Back in the university days, some of the VMS systems had a small fixed
number of lines connected to the Gandalf (a terminal server/switch)
so we had to do something to prevent users hogging the lines.
I think we used to enumerate allocated terminal class devices every 10
minutes and remember their completed I/O counts. If the count hadn't
changed since the last sweep, then the user was logged out. There may
have been other considerations involving CPU time, etc. but as I said
the details are permanently paged out of my memory. I don't think the
above would be any good really for finger idle time.
I think this is one of those topics which I would just leave as
implementation specific. It depends on what the OS does, and what can
be easily extracted. Just present users with whatever information
makes sense. THe finger protocol is meant for human consumption, so
there are no hard requirements on what information is provided, or in
which form.
"Idle" in RSX is defined slightly different than in Unix or VMS. I can
tell you that much. But I can only report what RSX thinks here. (If
you were to hit enter on a terminal in RSX, you are still considered
idle.
No activity happened.)
I have the beginnings of a DECnet finger server
for VMS in Pascal,
which will produce summary information for who's logged, when, what
they're doing and where they're doing it from and also specific
information for matched users if supplied as a parameter, including
plan and the read/unread status of their mailbox. I won't do "poor
man's routing"
and I'm tempted to restrict the breadth of partial searches to a
complete username and/or complete word components of a user's real name.

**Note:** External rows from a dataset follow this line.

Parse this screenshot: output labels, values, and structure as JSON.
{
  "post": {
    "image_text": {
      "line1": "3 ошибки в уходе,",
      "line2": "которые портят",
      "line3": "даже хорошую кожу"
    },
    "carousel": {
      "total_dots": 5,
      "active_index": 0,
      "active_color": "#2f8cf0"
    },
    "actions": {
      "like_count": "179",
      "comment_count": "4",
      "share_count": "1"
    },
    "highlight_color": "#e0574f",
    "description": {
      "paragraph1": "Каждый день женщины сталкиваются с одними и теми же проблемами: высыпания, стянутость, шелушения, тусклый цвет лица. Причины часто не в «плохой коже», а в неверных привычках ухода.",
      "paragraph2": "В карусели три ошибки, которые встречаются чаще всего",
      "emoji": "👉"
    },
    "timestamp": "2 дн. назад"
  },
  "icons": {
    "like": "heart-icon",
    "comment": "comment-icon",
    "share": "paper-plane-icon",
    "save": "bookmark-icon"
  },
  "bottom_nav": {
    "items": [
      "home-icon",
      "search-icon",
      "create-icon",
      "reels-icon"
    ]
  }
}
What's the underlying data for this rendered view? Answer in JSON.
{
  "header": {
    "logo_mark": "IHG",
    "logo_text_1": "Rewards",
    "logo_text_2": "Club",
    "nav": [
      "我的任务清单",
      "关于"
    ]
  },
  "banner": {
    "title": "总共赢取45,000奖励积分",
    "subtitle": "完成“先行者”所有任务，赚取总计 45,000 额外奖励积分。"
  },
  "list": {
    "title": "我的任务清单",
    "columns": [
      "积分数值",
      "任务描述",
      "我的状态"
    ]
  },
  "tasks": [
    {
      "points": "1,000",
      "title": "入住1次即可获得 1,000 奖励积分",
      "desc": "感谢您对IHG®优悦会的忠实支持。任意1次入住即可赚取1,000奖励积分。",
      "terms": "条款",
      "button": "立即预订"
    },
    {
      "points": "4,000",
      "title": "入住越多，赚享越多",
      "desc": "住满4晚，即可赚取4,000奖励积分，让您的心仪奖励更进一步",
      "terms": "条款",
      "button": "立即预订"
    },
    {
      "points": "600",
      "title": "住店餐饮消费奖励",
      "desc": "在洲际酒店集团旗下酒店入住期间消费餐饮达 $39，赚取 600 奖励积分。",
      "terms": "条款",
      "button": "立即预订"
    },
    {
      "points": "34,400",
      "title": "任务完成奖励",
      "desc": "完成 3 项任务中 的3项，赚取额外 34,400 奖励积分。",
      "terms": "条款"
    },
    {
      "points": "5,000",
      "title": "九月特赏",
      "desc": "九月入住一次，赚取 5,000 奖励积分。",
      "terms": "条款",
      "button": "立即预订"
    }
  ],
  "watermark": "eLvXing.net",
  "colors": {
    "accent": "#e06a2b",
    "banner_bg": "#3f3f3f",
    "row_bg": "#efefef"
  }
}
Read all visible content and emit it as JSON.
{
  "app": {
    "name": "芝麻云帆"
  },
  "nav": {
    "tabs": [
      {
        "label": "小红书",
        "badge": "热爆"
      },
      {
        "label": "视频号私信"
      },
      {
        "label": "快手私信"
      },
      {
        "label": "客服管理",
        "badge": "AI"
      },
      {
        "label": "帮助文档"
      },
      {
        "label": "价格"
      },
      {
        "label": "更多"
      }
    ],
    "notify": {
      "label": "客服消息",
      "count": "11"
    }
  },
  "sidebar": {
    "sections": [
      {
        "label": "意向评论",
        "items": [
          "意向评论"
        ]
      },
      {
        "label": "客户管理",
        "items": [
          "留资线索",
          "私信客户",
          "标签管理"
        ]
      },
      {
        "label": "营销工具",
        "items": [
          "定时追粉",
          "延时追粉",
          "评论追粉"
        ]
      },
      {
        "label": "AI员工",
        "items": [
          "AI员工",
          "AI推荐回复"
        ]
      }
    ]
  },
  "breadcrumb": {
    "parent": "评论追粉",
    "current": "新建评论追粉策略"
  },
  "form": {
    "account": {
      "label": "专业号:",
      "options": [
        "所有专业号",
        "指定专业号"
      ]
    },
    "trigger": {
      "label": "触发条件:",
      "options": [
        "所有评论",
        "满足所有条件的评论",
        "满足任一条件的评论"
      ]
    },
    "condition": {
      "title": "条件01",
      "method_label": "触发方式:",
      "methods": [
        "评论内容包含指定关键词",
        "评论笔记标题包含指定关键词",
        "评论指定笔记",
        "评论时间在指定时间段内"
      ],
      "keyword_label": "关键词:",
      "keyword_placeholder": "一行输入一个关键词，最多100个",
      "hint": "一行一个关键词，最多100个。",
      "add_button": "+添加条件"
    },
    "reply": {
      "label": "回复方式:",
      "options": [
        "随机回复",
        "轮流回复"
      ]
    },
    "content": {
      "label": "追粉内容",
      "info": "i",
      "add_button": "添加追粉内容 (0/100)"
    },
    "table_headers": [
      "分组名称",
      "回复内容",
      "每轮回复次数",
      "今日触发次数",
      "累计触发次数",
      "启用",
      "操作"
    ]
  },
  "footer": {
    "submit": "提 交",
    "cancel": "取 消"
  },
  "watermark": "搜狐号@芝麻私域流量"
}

This is also something I'd happily leave to each implementation. PMR
or not - up to each implementation. Just give some sort of error if
you don't allow it. Same with user matching.
It'll fit into the framework I have for a
DECnet server that declares
itself as an object and remains running, handling multiple
requests... but who wants a finger server hanging around?!
I don't, so the initial version will be instantiated on incoming
request.
That's how I do it in RSX, and that's how Unixes does it as well. I
think it would be the most sensible way to do it.
It'll be on DUNE's default DECnet account
if/when I finish it.
Would be nice to see it in operation.